Brian D. Kelly didn't think he was doing anything illegal when he used his videocamera to record a Carlisle police officer during a traffic stop. Making movies is one of his hobbies, he said, and the stop was just another interesting event to film.What a crock of hooey! Especially when you consider that the cops are wired for sound themselves. Now, the article mentions that the cop notified them that they were being taped by his dashcam, but it didn't say that he asked for their consent.
Now he's worried about going to prison or being burdened with a criminal record.
Kelly, 18, of Carlisle, was arrested on a felony wiretapping charge, with a penalty of up to 7 years in state prison.
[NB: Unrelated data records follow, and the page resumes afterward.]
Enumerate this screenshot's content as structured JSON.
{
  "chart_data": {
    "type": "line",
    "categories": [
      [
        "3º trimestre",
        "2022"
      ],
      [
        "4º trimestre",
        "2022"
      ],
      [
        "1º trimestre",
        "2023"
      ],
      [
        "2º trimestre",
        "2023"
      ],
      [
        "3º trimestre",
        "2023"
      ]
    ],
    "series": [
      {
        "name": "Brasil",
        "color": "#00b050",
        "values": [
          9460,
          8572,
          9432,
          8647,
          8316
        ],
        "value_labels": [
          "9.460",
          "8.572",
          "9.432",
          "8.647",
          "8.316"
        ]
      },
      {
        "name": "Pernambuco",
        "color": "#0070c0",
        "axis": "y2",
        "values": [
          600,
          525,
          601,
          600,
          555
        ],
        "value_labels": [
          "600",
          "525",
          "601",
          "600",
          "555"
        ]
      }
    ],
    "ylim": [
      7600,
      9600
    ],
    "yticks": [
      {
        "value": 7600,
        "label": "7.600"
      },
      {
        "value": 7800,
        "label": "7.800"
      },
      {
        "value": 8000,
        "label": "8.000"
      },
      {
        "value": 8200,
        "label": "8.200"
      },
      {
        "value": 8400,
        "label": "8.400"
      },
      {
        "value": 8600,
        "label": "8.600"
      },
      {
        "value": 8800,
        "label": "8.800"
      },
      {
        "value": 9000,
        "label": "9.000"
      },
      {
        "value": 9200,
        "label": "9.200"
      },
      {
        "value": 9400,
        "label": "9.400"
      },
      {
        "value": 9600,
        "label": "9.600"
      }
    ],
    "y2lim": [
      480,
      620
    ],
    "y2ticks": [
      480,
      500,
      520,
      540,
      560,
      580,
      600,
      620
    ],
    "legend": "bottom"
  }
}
Kelly is charged under a state law that bars the intentional interception or recording of anyone's oral conversation without their consent.So what do you think the cop would say if you refused consent to be taped after he notified you that you were being recorded? Would he stop the tape, rewind it and erase what he had? Hell, no, he wouldn't. Oh, wait:
The criminal case relates to the sound, not the pictures, that his camera picked up.
An exception to the wiretapping law allows police to film people during traffic stops, Mancke said.How conveeeenient!
Carlisle Police Chief Stephen Margeson said allowing Kelly to plead to a lesser charge might be proper.Well, come on! If there was no underlying criminal intent, why should you expect him to plead to a lesser charge. He shouldn't have any charges without criminal intent.
"I don't think that would cause anyone any heartburn," he said. "I don't believe there was any underlying criminal intent here."
A great number of cops wear recorders to protect themselves from potential complaints/charges. Why shouldn't the routine public have the same right?